Importing files is quite straightforward as well. You can import directly into your current spreadsheet, create a new one, or replace one of your sheets with the imported content. The most commonly imported files are XLS, XLSX (Microsoft Excel files), and CSV (comma separated values). With the File > Import > Upload option, you can import files that are not on your Google Drive. On the other hand, if the particular Google Sheet is on your account, you can import it directly with the same process by searching the Drive via the import window.
You can always apply a cell value to other cells with an easy dragging method which may come in handy when you start working with formulas. Just click on a cell, and once the small blue dot appears in the corner, click and drag it down or across an array of cells to perform certain functions. This feature can be used in three different ways:
- Copying cell data with formatting into numerous neighboring cells
- Copying the “formula” into neighboring cells (we will cover this advanced feature later)
- Arranging the text data in an ordered list form
For example, to create an ordered list, add the text “member 1” to the first cell (A1), and then, as the cell stays highlighted, click and drag the blue dot in the bottom-right corner across a few neighboring cells in any direction you want. The dragging action will copy the text to the other cells and because you added a number to the text, every next cell will increment that number by +1.
Now practice these skills a little bit and try to put together a healthy spreadsheet by yourself with a good chunk of data.
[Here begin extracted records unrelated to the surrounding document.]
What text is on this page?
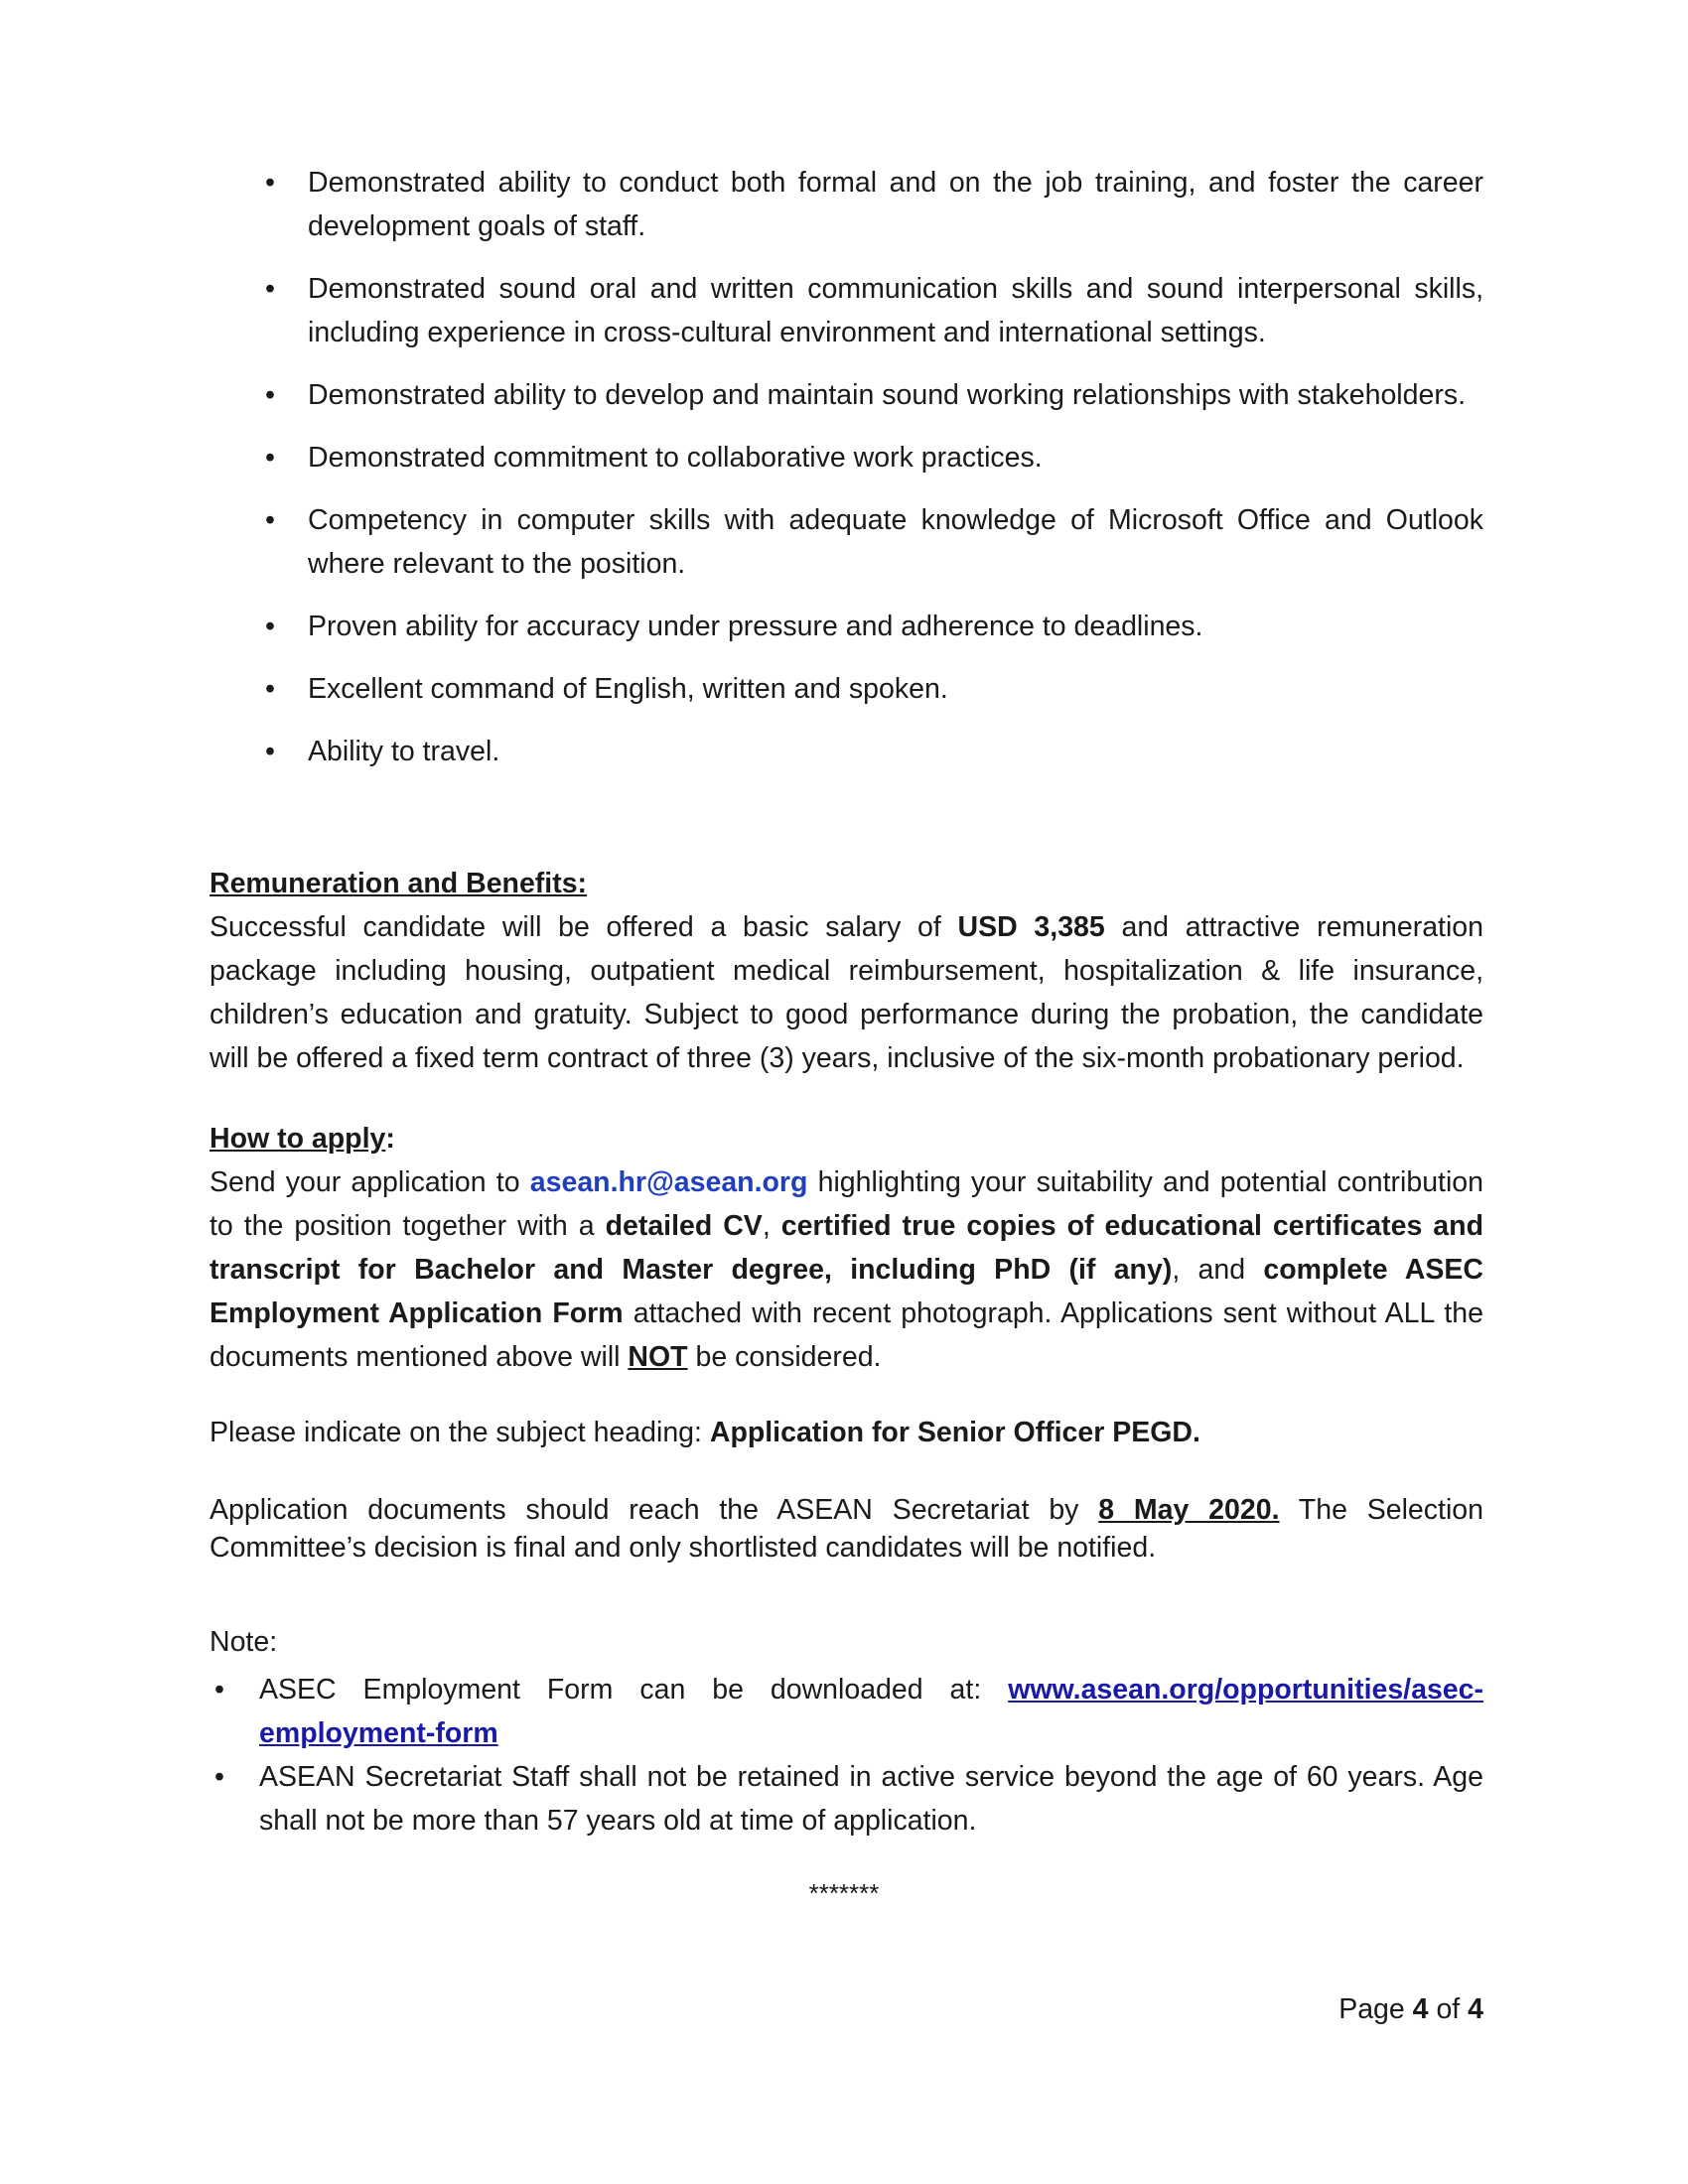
• Demonstrated ability to conduct both formal and on the job training, and foster the career development goals of staff.
• Demonstrated sound oral and written communication skills and sound interpersonal skills, including experience in cross-cultural environment and international settings.
• Demonstrated ability to develop and maintain sound working relationships with stakeholders.
• Demonstrated commitment to collaborative work practices.
• Competency in computer skills with adequate knowledge of Microsoft Office and Outlook where relevant to the position.
• Proven ability for accuracy under pressure and adherence to deadlines.
• Excellent command of English, written and spoken.
• Ability to travel.

Remuneration and Benefits:

Successful candidate will be offered a basic salary of USD 3,385 and attractive remuneration package including housing, outpatient medical reimbursement, hospitalization & life insurance, children’s education and gratuity. Subject to good performance during the probation, the candidate will be offered a fixed term contract of three (3) years, inclusive of the six-month probationary period.

How to apply:

Send your application to asean.hr@asean.org highlighting your suitability and potential contribution to the position together with a detailed CV, certified true copies of educational certificates and transcript for Bachelor and Master degree, including PhD (if any), and complete ASEC Employment Application Form attached with recent photograph. Applications sent without ALL the documents mentioned above will NOT be considered.

Please indicate on the subject heading: Application for Senior Officer PEGD.

Application documents should reach the ASEAN Secretariat by 8 May 2020. The Selection Committee’s decision is final and only shortlisted candidates will be notified.

Note:

• ASEC Employment Form can be downloaded at: www.asean.org/opportunities/asec-employment-form
• ASEAN Secretariat Staff shall not be retained in active service beyond the age of 60 years. Age shall not be more than 57 years old at time of application.
*******
Page 4 of 4
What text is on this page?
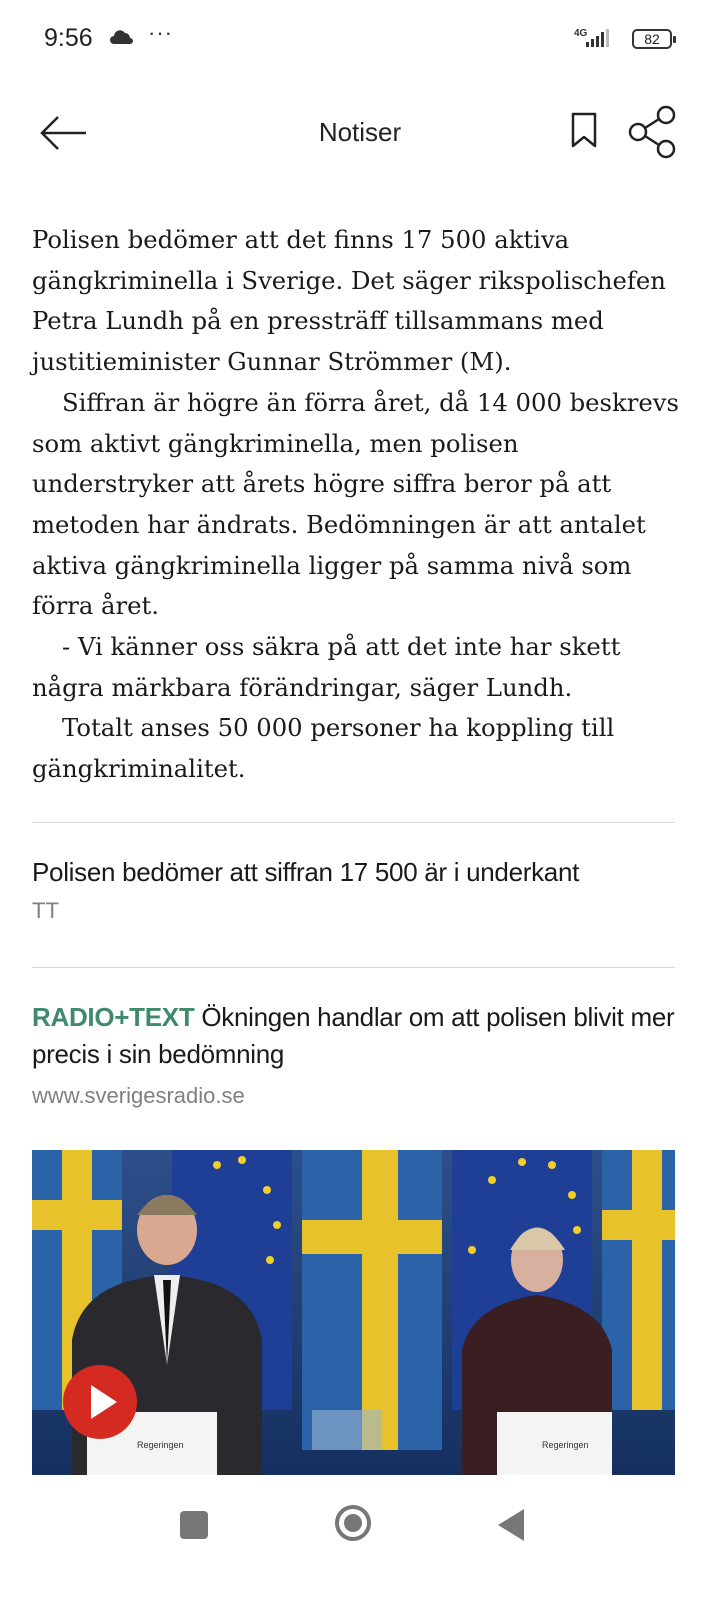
9:56	···	4G	82
Notiser

Polisen bedömer att det finns 17 500 aktiva gängkriminella i Sverige. Det säger rikspolischefen Petra Lundh på en pressträff tillsammans med justitieminister Gunnar Strömmer (M).

Siffran är högre än förra året, då 14 000 beskrevs som aktivt gängkriminella, men polisen understryker att årets högre siffra beror på att metoden har ändrats. Bedömningen är att antalet aktiva gängkriminella ligger på samma nivå som förra året.

- Vi känner oss säkra på att det inte har skett några märkbara förändringar, säger Lundh.

Totalt anses 50 000 personer ha koppling till gängkriminalitet.

Polisen bedömer att siffran 17 500 är i underkant
TT
RADIO+TEXT Ökningen handlar om att polisen blivit mer precis i sin bedömning
www.sverigesradio.se
Regeringen	Regeringen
We will discuss how to use this data below in the next part.
Format Your Data for Easy Viewing
Whether you’re tracking sold products, recording competition results or keeping track of customers, your data can be formatted and manipulated in many different ways. You can discover the basic formatting options above your first cell in Google Sheets. Just hover over each icon, and it will immediately display a short description and a shortcut key. Pretty much all of them can be treated like in any other software for document editing. Everything else will be covered in great detail in this chapter.
Data sets are often times too broad or too complex to simply memorize them, but Google Sheets makes it very simple to capture information. You can quickly create a simple list and share it with your friends or use it as a neatly structured note-taking tool. Besides copying and writing texts, there is also an option to copy links into the cells.
However, there are really large data sets and it’s quite painful to skim through them. Not to mention if you have to work with several spreadsheets per day and share them back and forth, it can be really tedious. So it’s time to learn how to make them more user-friendly with a few formatting tools.
At first, there is an option to keep the first row visible at all times, which may come in handy with long lists. Just “Freeze” the first row in its place and you can scroll down as much as you want while keeping track of the annotations for each column. You can freeze a row by clicking View > Freeze > 1 Row in the menu or by dragging the dark grey bar on the top left (it becomes a hand if you hover over it) between the first two row.
This should be the first thing to do whenever you start a new sheet. You can format any text by using the tools right above the first row. Select a text and try them all just to get more familiar with the toolbar. If you want to display item prices, there is an option to add a dollar sign to each of the selected cell values to display them as a price amount instead of a number. Keep in mind that if you highlight a whole row or column while formatting, it will apply to future values as well.